Making No Bones About Being a Pub Landlord

There is far more to running a pub than chatting with the locals and pulling an occasional pint. With notoriously long hours, a determination for your business is a necessary requirement for a landlord’s business success.

So, in one of Britain’s best known industries, how does a pub landlord respond to customers’ needs other than pool, darts and big screen sports to create a successful business?

Eve Quinn and Alex Rutherford-Doak have managed to do exactly that at their Lincoln pub The Dog & Bone.

A country pub in a city, real ale, locally sourced food, beer garden, coal fire and traditional pub games instead of TV, pool table, and juke box or games machine.

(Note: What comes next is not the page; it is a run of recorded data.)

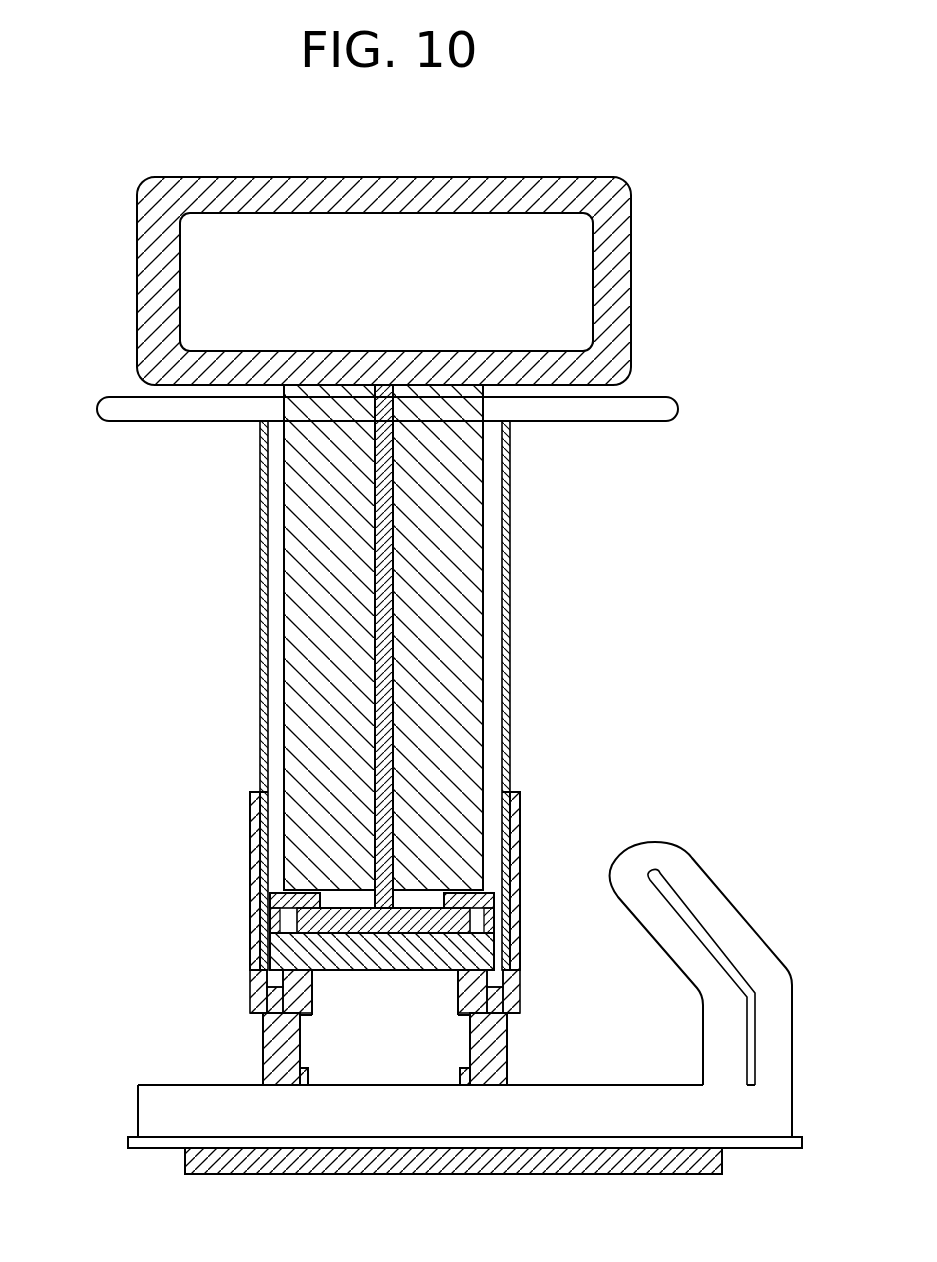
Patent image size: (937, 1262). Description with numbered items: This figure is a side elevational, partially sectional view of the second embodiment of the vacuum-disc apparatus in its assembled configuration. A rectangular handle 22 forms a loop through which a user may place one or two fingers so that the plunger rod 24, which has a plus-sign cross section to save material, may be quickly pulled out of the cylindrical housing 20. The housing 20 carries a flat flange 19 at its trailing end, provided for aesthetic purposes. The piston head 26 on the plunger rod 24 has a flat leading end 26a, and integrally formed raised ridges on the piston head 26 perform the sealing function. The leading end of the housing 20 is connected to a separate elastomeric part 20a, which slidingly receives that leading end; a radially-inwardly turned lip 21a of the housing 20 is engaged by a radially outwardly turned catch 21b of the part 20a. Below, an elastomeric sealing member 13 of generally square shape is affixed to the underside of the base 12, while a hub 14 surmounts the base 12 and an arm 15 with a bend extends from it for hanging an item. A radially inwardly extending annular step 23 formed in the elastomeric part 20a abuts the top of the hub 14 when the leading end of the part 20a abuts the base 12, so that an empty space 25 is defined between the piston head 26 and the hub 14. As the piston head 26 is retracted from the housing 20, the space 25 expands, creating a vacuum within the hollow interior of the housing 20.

The base 12 is at (155, 1085).
The elastomeric sealing member 13 is at (245, 1174).
The hub 14 is at (389, 1062).
The arm 15 is at (757, 930).
The flat flange 19 is at (175, 421).
The cylindrical housing 20 is at (512, 578).
The separate part 20a is at (250, 815).
The radially-inwardly turned lip 21a is at (267, 1027).
The radially outwardly turned catch 21b is at (488, 958).
The handle 22 is at (470, 178).
The radially inwardly extending annular step 23 is at (460, 1018).
The plunger rod 24 is at (284, 600).
The empty space 25 is at (406, 1009).
The piston head 26 is at (277, 927).
The flat leading end 26a is at (340, 907).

In our view, even without brilliant offerings such as live music, arts exhibitions, an artist in residence, poetry nights, and events such as Summer and Winter Beer Festivals complementing their cask ales and menu, but purely because they have a book-swap facility, they’re probably the best in the world (as a certain larger brand might announce) and most deservedly winners of their many Awards.

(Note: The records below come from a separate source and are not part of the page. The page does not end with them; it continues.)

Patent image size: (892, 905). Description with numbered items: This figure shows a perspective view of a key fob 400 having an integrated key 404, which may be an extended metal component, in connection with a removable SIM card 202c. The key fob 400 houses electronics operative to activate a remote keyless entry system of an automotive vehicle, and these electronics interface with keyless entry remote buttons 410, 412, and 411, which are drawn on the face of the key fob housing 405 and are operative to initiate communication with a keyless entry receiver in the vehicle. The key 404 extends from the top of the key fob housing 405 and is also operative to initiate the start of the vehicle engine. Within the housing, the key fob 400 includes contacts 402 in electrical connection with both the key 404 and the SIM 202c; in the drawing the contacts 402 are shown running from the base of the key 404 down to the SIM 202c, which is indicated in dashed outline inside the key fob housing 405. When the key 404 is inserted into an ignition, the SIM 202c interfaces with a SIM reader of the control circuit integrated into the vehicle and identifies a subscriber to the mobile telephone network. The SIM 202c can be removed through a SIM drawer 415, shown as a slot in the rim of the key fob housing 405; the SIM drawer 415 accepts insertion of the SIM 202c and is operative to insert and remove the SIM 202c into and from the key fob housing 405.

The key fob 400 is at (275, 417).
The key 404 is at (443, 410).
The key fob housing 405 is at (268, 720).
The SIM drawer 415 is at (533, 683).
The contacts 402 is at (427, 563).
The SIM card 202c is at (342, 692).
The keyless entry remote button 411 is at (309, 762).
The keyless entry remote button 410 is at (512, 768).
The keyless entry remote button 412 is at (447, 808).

In the Nursery rhyme of Old Mother Hubbard, reference to the cupboard being bare and her dog going without a bone could, it is said, be referring to poverty at the time. We don’t think Eve and Alex, as landlords will ever have to sound like OM Hubbard as their cupboard is well and truly stocked with Outside the Box ideas and proving that traditional doesn’t have to be boring.

With a Knick-Knack Paddywhack, give your dog a bone. This old man would come rolling home very happily from such a place and can’t wait for them to roll out into other counties.